09/07/2018 tarih ve 30473 sayılı (3. Mükerrer) Resmî Gazete’de yayımlanarak yürürlüğe giren 703 sayılı Anayasada Yapılan Değişikliklere Uyum Sağlanması Amacıyla Bazı Kanun ve Kanun Hükmünde Kararnamelerde Değişiklik Yapılması Hakkında Kanun Hükmünde Kararname’nin 27. maddesinde; “3/6/2011 tarihli ve 639 sayılı Gıda, Tarım ve Hayvancılık Bakanlığı’nın Teşkilat ve Görevleri Hakkında Kanun Hükmünde Kararname yürürlükten kaldırılmıştır.”, Geçici 1. maddesinin 19. fıkrasında ise, “Bu maddenin yürürlüğe girdiği tarihte kapatılan veya bünyesinde bulunduğu bakanlık veya diğer kamu kurum ve kuruluşu değiştirilen birimlerin görevlerinden dolayı yapılan işlem ya da taraf olunan sözleşmelerde bu birimlerin veya görevlerinin devredildiği bakanlık veya diğer kamu kurum ve kuruluşları taraf olur. Söz konusu birimlerin bünyesinde bulundukları bakanlık veya diğer kamu kurum ve kuruluşlarının leh ve aleyhlerine açılmış olan davalar, başlatılmış olan takipler ile başvurulan alternatif uyuşmazlık çözüm yollarında devredildikleri bakanlık veya diğer kamu kurum ve kuruluşları kendiliğinden taraf sıfatını kazanır. Söz konusu görevlere ilişkin olarak bu maddenin yürürlüğe girmesinden önce anılan birimler veya bunların bünyesinde bulundukları bakanlık veya diğer kamu kurum ve kuruluşlarınca yapılmış iş ve işlemler sebebiyle açılacak davalar devredildikleri bakanlık veya diğer kamu kurum ve kuruluşlarına yöneltilir.” kuralına yer verilmiş, 10/07/2018 tarih ve 30474 sayılı Resmî Gazete’de yayımlanarak yürürlüğe giren 1 sayılı Cumhurbaşkanlığı Teşkilatı Hakkında Cumhurbaşkanlığı Kararnamesi’nin 410. maddesinde, nın görev ve yetkileri sayılmış, (g) bendinde, kanunlarla veya Cumhurbaşkanlığı kararnameleriyle verilen diğer görevleri yapmanın anılan Bakanlığın görev ve yetkilerinden biri olduğu belirtilmiş; 412. maddesinin (k) bendinde ise, Tütün ve Alkol Dairesi Başkanlığı anılan Bakanlığın hizmet birimleri arasında sayılmıştır.

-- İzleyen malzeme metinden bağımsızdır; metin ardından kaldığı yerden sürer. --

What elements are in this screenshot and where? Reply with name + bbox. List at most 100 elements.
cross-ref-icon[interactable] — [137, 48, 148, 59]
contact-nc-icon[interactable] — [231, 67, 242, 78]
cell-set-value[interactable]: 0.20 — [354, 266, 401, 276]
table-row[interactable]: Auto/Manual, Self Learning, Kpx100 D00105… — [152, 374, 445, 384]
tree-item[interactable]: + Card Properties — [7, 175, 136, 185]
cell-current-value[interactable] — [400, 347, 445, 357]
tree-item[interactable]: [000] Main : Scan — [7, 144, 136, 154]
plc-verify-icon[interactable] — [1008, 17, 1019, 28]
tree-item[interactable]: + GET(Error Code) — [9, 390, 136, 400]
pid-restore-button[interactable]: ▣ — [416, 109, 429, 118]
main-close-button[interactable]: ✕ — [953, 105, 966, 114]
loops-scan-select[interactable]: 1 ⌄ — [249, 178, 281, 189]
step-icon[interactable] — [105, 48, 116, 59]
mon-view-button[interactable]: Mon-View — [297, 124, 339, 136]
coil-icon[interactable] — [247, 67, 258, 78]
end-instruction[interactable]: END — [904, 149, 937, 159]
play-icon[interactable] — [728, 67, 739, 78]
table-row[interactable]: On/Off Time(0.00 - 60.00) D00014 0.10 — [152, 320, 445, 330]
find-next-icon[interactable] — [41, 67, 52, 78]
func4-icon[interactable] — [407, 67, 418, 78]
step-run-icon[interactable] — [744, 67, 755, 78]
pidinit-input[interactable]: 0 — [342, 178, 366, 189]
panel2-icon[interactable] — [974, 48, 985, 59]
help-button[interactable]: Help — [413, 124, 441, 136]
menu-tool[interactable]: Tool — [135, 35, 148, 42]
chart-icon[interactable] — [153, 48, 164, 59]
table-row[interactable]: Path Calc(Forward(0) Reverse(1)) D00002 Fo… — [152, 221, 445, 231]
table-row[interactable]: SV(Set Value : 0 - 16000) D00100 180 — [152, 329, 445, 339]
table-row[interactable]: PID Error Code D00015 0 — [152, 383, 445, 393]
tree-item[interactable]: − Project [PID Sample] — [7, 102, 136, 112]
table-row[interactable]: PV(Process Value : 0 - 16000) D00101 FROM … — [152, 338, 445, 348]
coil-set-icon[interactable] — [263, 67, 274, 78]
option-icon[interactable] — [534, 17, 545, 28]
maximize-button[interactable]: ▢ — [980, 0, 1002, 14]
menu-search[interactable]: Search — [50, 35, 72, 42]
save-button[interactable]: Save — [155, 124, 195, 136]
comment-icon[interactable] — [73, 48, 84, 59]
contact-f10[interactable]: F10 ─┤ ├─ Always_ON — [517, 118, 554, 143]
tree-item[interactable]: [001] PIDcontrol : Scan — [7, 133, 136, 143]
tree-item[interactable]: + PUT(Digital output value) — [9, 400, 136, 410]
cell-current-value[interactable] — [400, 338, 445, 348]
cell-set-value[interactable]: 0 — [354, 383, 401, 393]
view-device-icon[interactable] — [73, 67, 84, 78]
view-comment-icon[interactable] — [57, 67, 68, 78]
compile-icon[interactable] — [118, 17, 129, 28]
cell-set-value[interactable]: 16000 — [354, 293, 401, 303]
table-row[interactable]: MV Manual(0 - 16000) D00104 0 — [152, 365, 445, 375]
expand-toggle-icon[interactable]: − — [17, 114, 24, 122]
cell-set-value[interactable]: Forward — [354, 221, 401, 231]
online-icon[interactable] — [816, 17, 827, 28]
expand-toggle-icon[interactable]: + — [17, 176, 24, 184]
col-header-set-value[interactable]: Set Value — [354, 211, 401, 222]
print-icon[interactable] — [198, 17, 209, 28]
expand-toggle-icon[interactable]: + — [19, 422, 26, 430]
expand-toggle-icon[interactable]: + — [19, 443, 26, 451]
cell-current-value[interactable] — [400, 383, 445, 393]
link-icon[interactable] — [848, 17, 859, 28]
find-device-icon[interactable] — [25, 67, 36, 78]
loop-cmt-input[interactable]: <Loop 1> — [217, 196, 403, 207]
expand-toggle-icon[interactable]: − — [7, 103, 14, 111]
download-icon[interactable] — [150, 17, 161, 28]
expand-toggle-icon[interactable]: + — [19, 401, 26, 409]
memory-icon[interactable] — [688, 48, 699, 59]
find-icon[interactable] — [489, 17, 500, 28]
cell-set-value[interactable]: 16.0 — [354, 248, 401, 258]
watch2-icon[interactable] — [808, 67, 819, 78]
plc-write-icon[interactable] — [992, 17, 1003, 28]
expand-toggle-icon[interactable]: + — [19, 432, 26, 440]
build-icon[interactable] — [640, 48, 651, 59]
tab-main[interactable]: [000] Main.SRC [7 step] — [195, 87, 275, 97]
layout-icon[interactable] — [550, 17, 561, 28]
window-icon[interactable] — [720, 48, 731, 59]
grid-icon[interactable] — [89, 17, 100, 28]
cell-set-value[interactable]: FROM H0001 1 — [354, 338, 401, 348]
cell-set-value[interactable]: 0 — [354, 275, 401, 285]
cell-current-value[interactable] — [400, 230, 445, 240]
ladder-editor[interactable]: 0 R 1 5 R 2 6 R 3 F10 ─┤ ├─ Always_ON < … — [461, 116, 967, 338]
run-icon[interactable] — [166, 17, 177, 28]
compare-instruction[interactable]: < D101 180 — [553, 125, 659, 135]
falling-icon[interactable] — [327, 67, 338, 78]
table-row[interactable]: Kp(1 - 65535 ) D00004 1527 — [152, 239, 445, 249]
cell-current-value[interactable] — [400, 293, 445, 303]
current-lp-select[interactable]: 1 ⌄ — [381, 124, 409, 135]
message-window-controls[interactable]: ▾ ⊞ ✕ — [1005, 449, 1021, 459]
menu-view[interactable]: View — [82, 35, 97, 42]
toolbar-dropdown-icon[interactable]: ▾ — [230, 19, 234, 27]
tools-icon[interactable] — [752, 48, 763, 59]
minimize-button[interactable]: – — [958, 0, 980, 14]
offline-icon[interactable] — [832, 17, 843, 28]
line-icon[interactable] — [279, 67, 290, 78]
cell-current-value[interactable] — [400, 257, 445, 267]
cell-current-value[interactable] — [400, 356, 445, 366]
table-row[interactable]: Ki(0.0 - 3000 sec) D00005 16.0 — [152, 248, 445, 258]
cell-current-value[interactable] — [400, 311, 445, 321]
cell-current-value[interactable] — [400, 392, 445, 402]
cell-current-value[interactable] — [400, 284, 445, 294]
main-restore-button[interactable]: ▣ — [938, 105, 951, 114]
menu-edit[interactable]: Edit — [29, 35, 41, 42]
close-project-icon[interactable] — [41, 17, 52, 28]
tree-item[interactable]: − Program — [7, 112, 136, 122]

Bu düzenlemelere göre kapatılan Tütün ve Alkol Piyasası Düzenleme Kurumu’nun yerine ‘nın davalı sıfatıyla taraf olduğu görülerek esasın incelenmesine geçildi.
HUKUKİ DEĞERLENDİRME :
İdare ve vergi mahkemelerinin nihai kararlarının temyizen bozulması, 2577 sayılı İdari Yargılama Usulü Kanunu’nun 49. maddesinde yer alan sebeplerden birinin varlığı hâlinde mümkündür.
Temyizen incelenen karar usul ve hukuka uygun olup, dilekçede ileri sürülen temyiz nedenleri kararın bozulmasını gerektirecek nitelikte görülmemiştir.
KARAR SONUCU :
Açıklanan nedenlerle;
1. Davacının temyiz isteminin reddine,
2. Davanın yukarıda özetlenen gerekçeyle reddi yolundaki … İdare Mahkemesi’nin … tarih ve E: …, K: … sayılı temyize konu kararında, 2577 sayılı İdari Yargılama Usulü Kanunu’nun 49. maddesinde sayılan bozma nedenlerinden hiçbirisi bulunmadığından anılan Mahkeme kararının ONANMASINA,
3. Temyiz giderlerinin istemde bulunan üzerinde bırakılmasına,
4. Dosyanın anılan Mahkeme’ye gönderilmesine,
5. Bu kararın tebliğ tarihini izleyen 15 (on beş) gün içerisinde kararın düzeltilmesi yolu açık olmak üzere, 28/03/2019 tarihinde oybirliğiyle karar verildi.